In October 2018, the Financial Inclusion Centre, an economic think tank, produced a report (funded by the Barrow Cadbury Trust) entitled : "BREXIT AND THE REGIONS" with the sub-title: " How vulnerable are the UK regions to the potential economic aspects of Brexit?"

The report highlights, perhaps not surprisingly, that some of the weaker economic regions of the UK are likely to be most hit by any adverse economic effects of Brexit. It singles out the North East of England, Wales, Northern Ireland, Yorkshire and Humberside, the North West of England, and the West Midlands region of England as regions which - compounded by high levels of financial vulnerability - are particularly exposed to the possibilities of a hard Brexit.
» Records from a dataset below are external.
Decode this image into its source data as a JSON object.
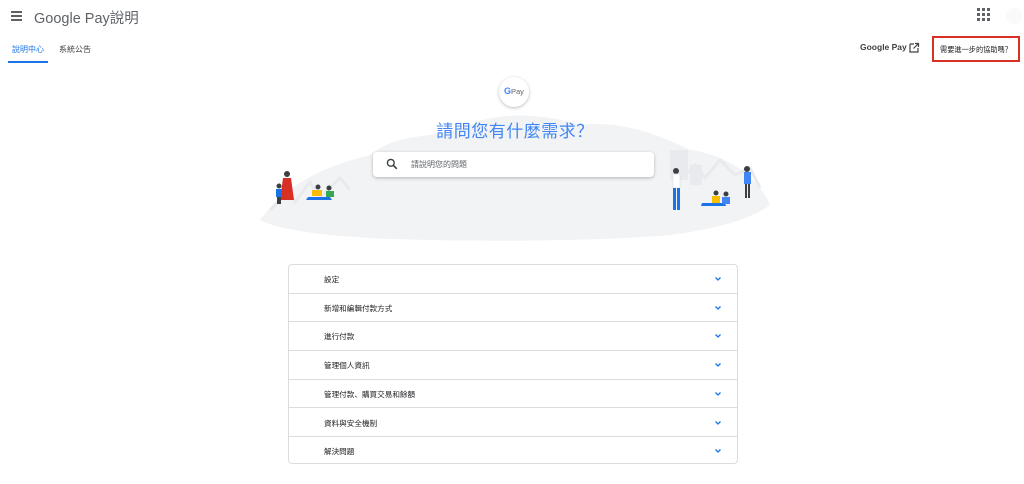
{
  "header": {
    "app_title": "Google Pay說明",
    "menu_icon": "menu-icon",
    "apps_icon": "apps-grid-icon",
    "tabs": [
      {
        "label": "說明中心",
        "active": true
      },
      {
        "label": "系統公告",
        "active": false
      }
    ],
    "google_pay_link": "Google Pay",
    "external_link_icon": "external-link-icon",
    "more_help_link": "需要進一步的協助嗎？"
  },
  "hero": {
    "badge_g": "G",
    "badge_pay": "Pay",
    "title": "請問您有什麼需求？",
    "search_placeholder": "請說明您的問題"
  },
  "topics": [
    {
      "label": "設定"
    },
    {
      "label": "新增和編輯付款方式"
    },
    {
      "label": "進行付款"
    },
    {
      "label": "管理個人資訊"
    },
    {
      "label": "管理付款、購買交易和餘額"
    },
    {
      "label": "資料與安全機制"
    },
    {
      "label": "解決問題"
    }
  ],
  "colors": {
    "accent": "#1a73e8",
    "hero_title": "#4285f4",
    "highlight_border": "#d93025"
  }
}
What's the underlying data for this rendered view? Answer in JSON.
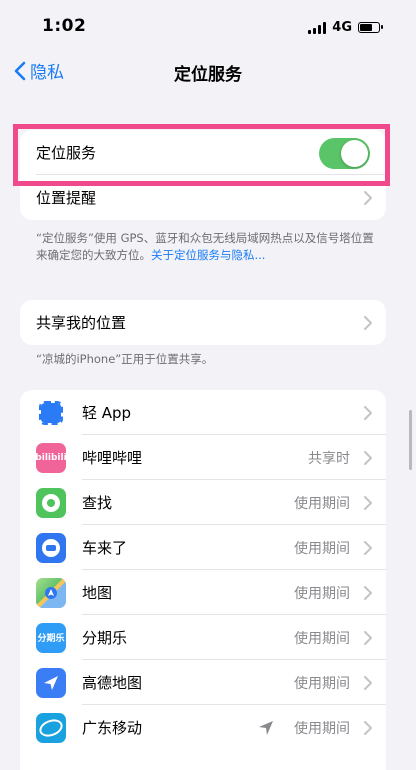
{
  "status_bar": {
    "time": "1:02",
    "network": "4G",
    "battery_level": 0.7
  },
  "nav": {
    "back_label": "隐私",
    "title": "定位服务"
  },
  "location_section": {
    "toggle_label": "定位服务",
    "toggle_on": true,
    "alerts_label": "位置提醒"
  },
  "location_footnote": {
    "text": "“定位服务”使用 GPS、蓝牙和众包无线局域网热点以及信号塔位置来确定您的大致方位。",
    "link": "关于定位服务与隐私..."
  },
  "share_section": {
    "label": "共享我的位置"
  },
  "share_footnote": {
    "text": "“凉城的iPhone”正用于位置共享。"
  },
  "apps": [
    {
      "name": "轻 App",
      "status": "",
      "icon": "light-app-icon",
      "color": "#2b7bf6"
    },
    {
      "name": "哔哩哔哩",
      "status": "共享时",
      "icon": "bilibili-icon",
      "color": "#f0649a",
      "glyph": "bilibili"
    },
    {
      "name": "查找",
      "status": "使用期间",
      "icon": "find-my-icon",
      "color": "#4fc35c"
    },
    {
      "name": "车来了",
      "status": "使用期间",
      "icon": "chelaile-icon",
      "color": "#2f76f0"
    },
    {
      "name": "地图",
      "status": "使用期间",
      "icon": "maps-icon",
      "color": "#64c36d"
    },
    {
      "name": "分期乐",
      "status": "使用期间",
      "icon": "fenqile-icon",
      "color": "#2f9cf6",
      "glyph": "分期乐"
    },
    {
      "name": "高德地图",
      "status": "使用期间",
      "icon": "amap-icon",
      "color": "#3a7df4"
    },
    {
      "name": "广东移动",
      "status": "使用期间",
      "icon": "china-mobile-icon",
      "color": "#1aa2e0",
      "recent_use": true
    }
  ],
  "colors": {
    "accent": "#1a7cf5",
    "toggle_on": "#5ac468",
    "highlight": "#f04a8c"
  }
}
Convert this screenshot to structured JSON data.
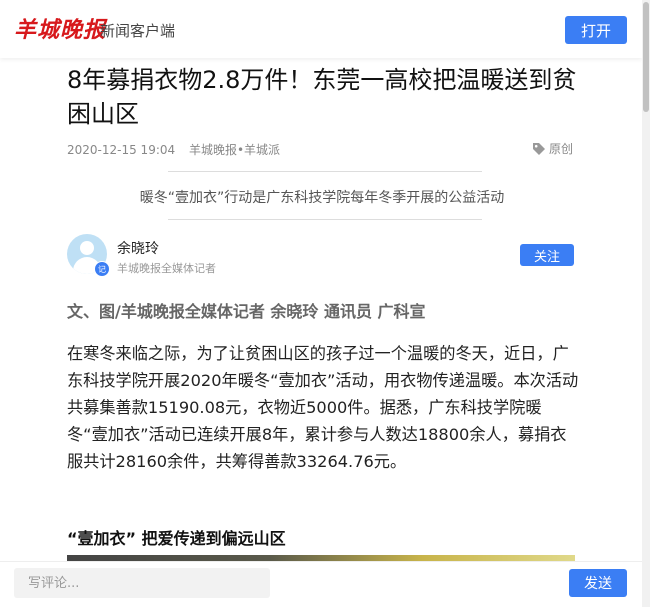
{
  "header": {
    "logo_text": "羊城晚报",
    "app_name": "新闻客户端",
    "open_label": "打开"
  },
  "article": {
    "title": "8年募捐衣物2.8万件！东莞一高校把温暖送到贫困山区",
    "date": "2020-12-15 19:04",
    "source": "羊城晚报•羊城派",
    "original_label": "原创",
    "summary": "暖冬“壹加衣”行动是广东科技学院每年冬季开展的公益活动",
    "author": {
      "name": "余晓玲",
      "role": "羊城晚报全媒体记者",
      "badge": "记",
      "follow_label": "关注"
    },
    "byline": "文、图/羊城晚报全媒体记者 余晓玲 通讯员 广科宣",
    "paragraph": "在寒冬来临之际，为了让贫困山区的孩子过一个温暖的冬天，近日，广东科技学院开展2020年暖冬“壹加衣”活动，用衣物传递温暖。本次活动共募集善款15190.08元，衣物近5000件。据悉，广东科技学院暖冬“壹加衣”活动已连续开展8年，累计参与人数达18800余人，募捐衣服共计28160余件，共筹得善款33264.76元。",
    "subheading": "“壹加衣” 把爱传递到偏远山区"
  },
  "footer": {
    "comment_placeholder": "写评论...",
    "send_label": "发送"
  },
  "colors": {
    "accent": "#3b7ef4",
    "logo_red": "#d7191c"
  }
}
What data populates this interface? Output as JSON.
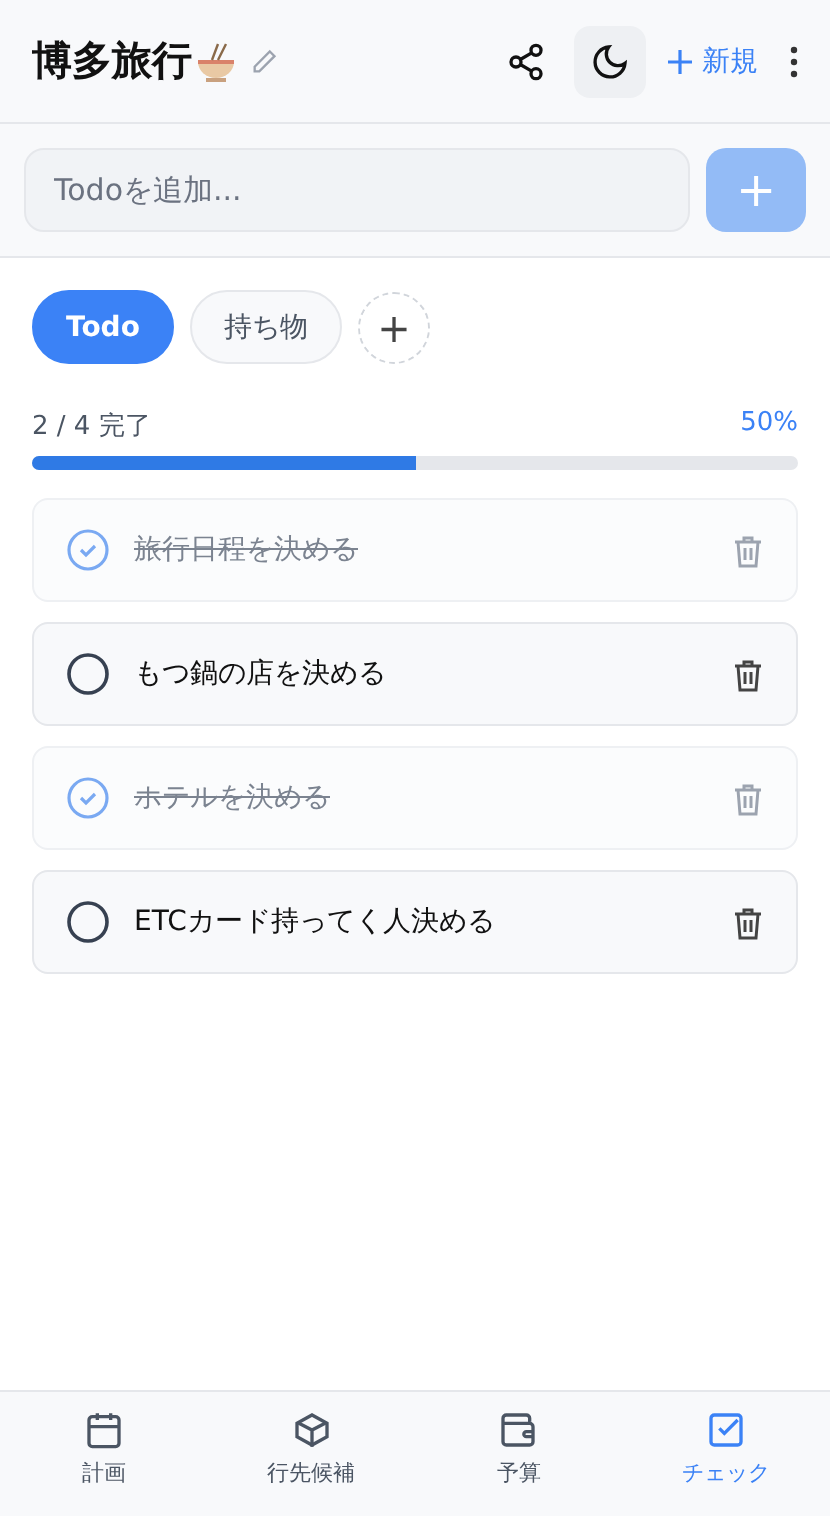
{
  "header": {
    "title": "博多旅行",
    "new_label": "新規"
  },
  "add_todo": {
    "placeholder": "Todoを追加...",
    "button": "+"
  },
  "lists": [
    {
      "label": "Todo",
      "selected": true
    },
    {
      "label": "持ち物",
      "selected": false
    }
  ],
  "add_list_button": "+",
  "progress": {
    "summary": "2 / 4 完了",
    "percent": "50%",
    "level": 0.5
  },
  "todos": [
    {
      "text": "旅行日程を決める",
      "checked": true
    },
    {
      "text": "もつ鍋の店を決める",
      "checked": false
    },
    {
      "text": "ホテルを決める",
      "checked": true
    },
    {
      "text": "ETCカード持ってく人決める",
      "checked": false
    }
  ],
  "nav": [
    {
      "label": "計画",
      "selected": false
    },
    {
      "label": "行先候補",
      "selected": false
    },
    {
      "label": "予算",
      "selected": false
    },
    {
      "label": "チェック",
      "selected": true
    }
  ]
}
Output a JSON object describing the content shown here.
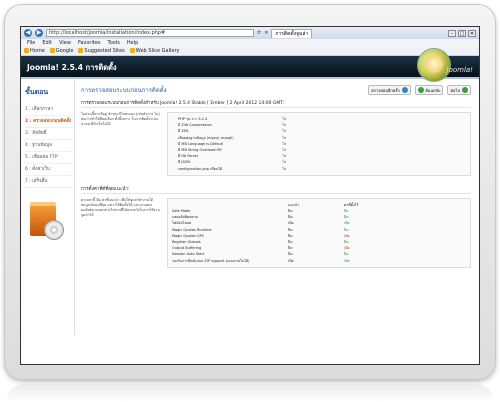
{
  "browser": {
    "url": "http://localhost/joomla/installation/index.php#",
    "tab_title": "การติดตั้งจูมล่า",
    "menu": [
      "File",
      "Edit",
      "View",
      "Favorites",
      "Tools",
      "Help"
    ],
    "favorites": [
      "Home",
      "Google",
      "Suggested Sites",
      "Web Slice Gallery"
    ]
  },
  "joomla": {
    "header_title": "Joomla! 2.5.4 การติดตั้ง",
    "logo_text": "Joomla!",
    "sidebar_title": "ขั้นตอน",
    "steps": [
      "1 : เลือกภาษา",
      "2 : ตรวจสอบก่อนติดตั้ง",
      "3 : ลิขสิทธิ์",
      "4 : ฐานข้อมูล",
      "5 : เชื่อมต่อ FTP",
      "6 : ตั้งค่าเว็บ",
      "7 : เสร็จสิ้น"
    ],
    "active_step": 1,
    "page_title": "การตรวจสอบระบบก่อนการติดตั้ง",
    "buttons": {
      "recheck": "ตรวจสอบอีกครั้ง",
      "prev": "ย้อนกลับ",
      "next": "ต่อไป"
    },
    "subtitle": "การตรวจสอบระบบก่อนการติดตั้งสำหรับ Joomla! 2.5.4 Stable [ Ember ] 2 April 2012 14:00 GMT:",
    "section1_desc": "ในส่วนนี้หากมีอยู่ ชำรุดแก้ไขตนเอง (เช่นตัวการ ไม่) ต่อการทำให้มีผลเลือก ทั้งนี้เพราะ ในการติดตั้งระบบอาจจะมีสำเร็จไม่ได้",
    "checks": [
      {
        "label": "PHP รุ่น >= 5.2.4",
        "value": "ใช่"
      },
      {
        "label": "มี Zlib Compression",
        "value": "ใช่"
      },
      {
        "label": "มี XML",
        "value": "ใช่"
      },
      {
        "label": "เชื่อมต่อฐานข้อมูล (mysql, mysqli)",
        "value": "ใช่"
      },
      {
        "label": "มี MB Language is Default",
        "value": "ใช่"
      },
      {
        "label": "มี MB String Overload Off",
        "value": "ใช่"
      },
      {
        "label": "มี INI Parser",
        "value": "ใช่"
      },
      {
        "label": "มี JSON",
        "value": "ใช่"
      },
      {
        "label": "configuration.php เขียนได้",
        "value": "ใช่"
      }
    ],
    "section2_title": "การตั้งค่าที่ดีที่สุดแนะนำ:",
    "section2_desc": "ค่าเหล่านี้ คือ ค่าที่แนะนำ เพื่อให้จูมล่าทำงานได้สมบูรณ์แบบที่สุด แต่ว่าให้ติดตั้งได้ และจะแสดงผลลัพธ์อาจแตกต่างไปจากที่ได้คาดหวังในการใช้งานจูมล่าได้",
    "settings_header": {
      "label": "",
      "recommended": "แนะนำ",
      "actual": "ค่าที่ตั้งไว้"
    },
    "settings": [
      {
        "label": "Safe Mode",
        "recommended": "ปิด",
        "actual": "ปิด",
        "status": "ok"
      },
      {
        "label": "แสดงข้อผิดพลาด",
        "recommended": "ปิด",
        "actual": "ปิด",
        "status": "ok"
      },
      {
        "label": "ไฟล์อัปโหลด",
        "recommended": "เปิด",
        "actual": "เปิด",
        "status": "ok"
      },
      {
        "label": "Magic Quotes Runtime",
        "recommended": "ปิด",
        "actual": "ปิด",
        "status": "ok"
      },
      {
        "label": "Magic Quotes GPC",
        "recommended": "ปิด",
        "actual": "เปิด",
        "status": "bad"
      },
      {
        "label": "Register Globals",
        "recommended": "ปิด",
        "actual": "ปิด",
        "status": "ok"
      },
      {
        "label": "Output Buffering",
        "recommended": "ปิด",
        "actual": "เปิด",
        "status": "bad"
      },
      {
        "label": "Session Auto Start",
        "recommended": "ปิด",
        "actual": "ปิด",
        "status": "ok"
      },
      {
        "label": "รองรับการบีบอัดแบบ ZIP support (แบบภายในได้)",
        "recommended": "เปิด",
        "actual": "เปิด",
        "status": "ok"
      }
    ]
  },
  "colors": {
    "accent": "#2b65a8",
    "active_step": "#d25a10",
    "ok": "#2c8a2c",
    "bad": "#c02020"
  }
}
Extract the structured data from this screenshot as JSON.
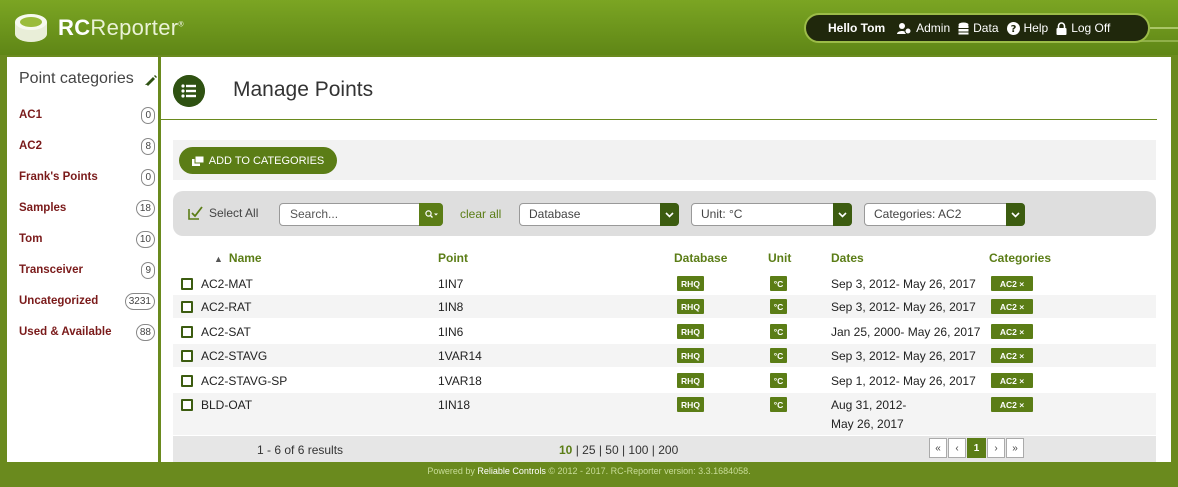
{
  "header": {
    "brand_bold": "RC",
    "brand_thin": "Reporter",
    "brand_mark": "®",
    "greeting": "Hello Tom",
    "nav": [
      {
        "label": "Admin",
        "icon": "admin-icon"
      },
      {
        "label": "Data",
        "icon": "database-icon"
      },
      {
        "label": "Help",
        "icon": "help-icon"
      },
      {
        "label": "Log Off",
        "icon": "lock-icon"
      }
    ]
  },
  "sidebar": {
    "title": "Point categories",
    "items": [
      {
        "label": "AC1",
        "count": "0"
      },
      {
        "label": "AC2",
        "count": "8"
      },
      {
        "label": "Frank's Points",
        "count": "0"
      },
      {
        "label": "Samples",
        "count": "18"
      },
      {
        "label": "Tom",
        "count": "10"
      },
      {
        "label": "Transceiver",
        "count": "9"
      },
      {
        "label": "Uncategorized",
        "count": "3231"
      },
      {
        "label": "Used & Available",
        "count": "88"
      }
    ]
  },
  "main": {
    "title": "Manage Points",
    "add_button": "ADD TO CATEGORIES",
    "select_all": "Select All",
    "search_placeholder": "Search...",
    "clear_all": "clear all",
    "database_filter": "Database",
    "unit_filter": "Unit: °C",
    "categories_filter": "Categories: AC2"
  },
  "table": {
    "headers": {
      "sort_arrow": "▲",
      "name": "Name",
      "point": "Point",
      "database": "Database",
      "unit": "Unit",
      "dates": "Dates",
      "categories": "Categories"
    },
    "rows": [
      {
        "name": "AC2-MAT",
        "point": "1IN7",
        "database": "RHQ",
        "unit": "°C",
        "dates": "Sep 3, 2012- May 26, 2017",
        "dates2": "",
        "category": "AC2 ×"
      },
      {
        "name": "AC2-RAT",
        "point": "1IN8",
        "database": "RHQ",
        "unit": "°C",
        "dates": "Sep 3, 2012- May 26, 2017",
        "dates2": "",
        "category": "AC2 ×"
      },
      {
        "name": "AC2-SAT",
        "point": "1IN6",
        "database": "RHQ",
        "unit": "°C",
        "dates": "Jan 25, 2000- May 26, 2017",
        "dates2": "",
        "category": "AC2 ×"
      },
      {
        "name": "AC2-STAVG",
        "point": "1VAR14",
        "database": "RHQ",
        "unit": "°C",
        "dates": "Sep 3, 2012- May 26, 2017",
        "dates2": "",
        "category": "AC2 ×"
      },
      {
        "name": "AC2-STAVG-SP",
        "point": "1VAR18",
        "database": "RHQ",
        "unit": "°C",
        "dates": "Sep 1, 2012- May 26, 2017",
        "dates2": "",
        "category": "AC2 ×"
      },
      {
        "name": "BLD-OAT",
        "point": "1IN18",
        "database": "RHQ",
        "unit": "°C",
        "dates": "Aug 31, 2012-",
        "dates2": "May 26, 2017",
        "category": "AC2 ×"
      }
    ]
  },
  "pagination": {
    "results": "1 - 6 of 6 results",
    "size_active": "10",
    "sizes_rest": " | 25 | 50 | 100 | 200",
    "first": "«",
    "prev": "‹",
    "current": "1",
    "next": "›",
    "last": "»"
  },
  "footer": {
    "prefix": "Powered by ",
    "company": "Reliable Controls",
    "suffix": " © 2012 - 2017. RC-Reporter version: 3.3.1684058."
  },
  "colors": {
    "brand_green": "#5b7d16",
    "header_green": "#6a8a1e",
    "category_red": "#7a1a1a"
  }
}
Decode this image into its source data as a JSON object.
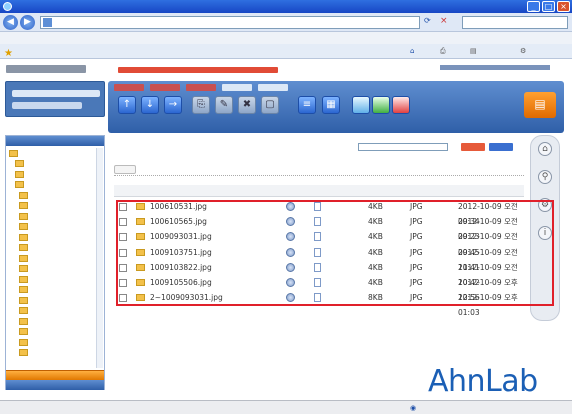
{
  "window": {
    "title": ""
  },
  "address": {
    "url": "",
    "search_placeholder": ""
  },
  "menu": [
    "",
    "",
    "",
    "",
    "",
    ""
  ],
  "favorites": {
    "tab": ""
  },
  "toolbar": {
    "buttons": [
      "",
      "",
      "",
      "",
      "",
      "",
      "",
      "",
      "",
      "",
      "",
      "",
      ""
    ]
  },
  "main": {
    "breadcrumb": "",
    "quota_label": "",
    "subbar_text": "",
    "columns": {
      "name": "",
      "ext": "",
      "tag": "",
      "size": "",
      "type": "",
      "date": ""
    },
    "files": [
      {
        "name": "100610531.jpg",
        "size": "4KB",
        "type": "JPG",
        "date": "2012-10-09 오전 09:34"
      },
      {
        "name": "100610565.jpg",
        "size": "4KB",
        "type": "JPG",
        "date": "2012-10-09 오전 09:23"
      },
      {
        "name": "1009093031.jpg",
        "size": "4KB",
        "type": "JPG",
        "date": "2012-10-09 오전 09:45"
      },
      {
        "name": "1009103751.jpg",
        "size": "4KB",
        "type": "JPG",
        "date": "2012-10-09 오전 11:41"
      },
      {
        "name": "1009103822.jpg",
        "size": "4KB",
        "type": "JPG",
        "date": "2012-10-09 오전 10:42"
      },
      {
        "name": "1009105506.jpg",
        "size": "4KB",
        "type": "JPG",
        "date": "2012-10-09 오후 12:56"
      },
      {
        "name": "2~1009093031.jpg",
        "size": "8KB",
        "type": "JPG",
        "date": "2012-10-09 오후 01:03"
      }
    ]
  },
  "sidebar": {
    "folders": [
      "",
      "",
      "",
      "",
      "",
      "",
      "",
      "",
      "",
      "",
      "",
      "",
      "",
      "",
      "",
      "",
      "",
      "",
      "",
      ""
    ],
    "bottom_btn": "",
    "bottom_btn2": ""
  },
  "brand": "AhnLab",
  "status": {
    "left": "",
    "zone": "",
    "zoom": ""
  },
  "colors": {
    "accent": "#2f5fa8",
    "highlight": "#e0202a",
    "brand": "#1b5fb5"
  }
}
London and the South-East of England, on the other hand, are considered to be much better able to weather any Brexit storms.

It is, of course, one of Life's ironies that much of the support for Brexit comes from those areas which economists consider to be most at risk  in a hard Brexit situation.

In "The Times" of 11th December 2019, it is reported that, according to the UK Office for National Statistics, there was zero growth in UK gross domestic product in the three months to October 2019. This was compounded by a report that the UK's balance of payments deficit had deteriorated by more than expected in October 2019 as Brexit stockpiling of goods gathered pace again as a  result of fears about a no deal Brexit.

It is unlikely that in the six weeks or so since the end of October 2019  there has been much of an uptick, if any, in the UK's economic situation, given pre-occupations with the UK General Election campaign.

Although the outcome of the UK General Election is now known and as a result we may expect to see an acceleration of speed in the Brexit process, the effect of Brexit on the individual regions of the UK should not be overlooked and the particular needs of each of them will need to be addressed sooner rather than later.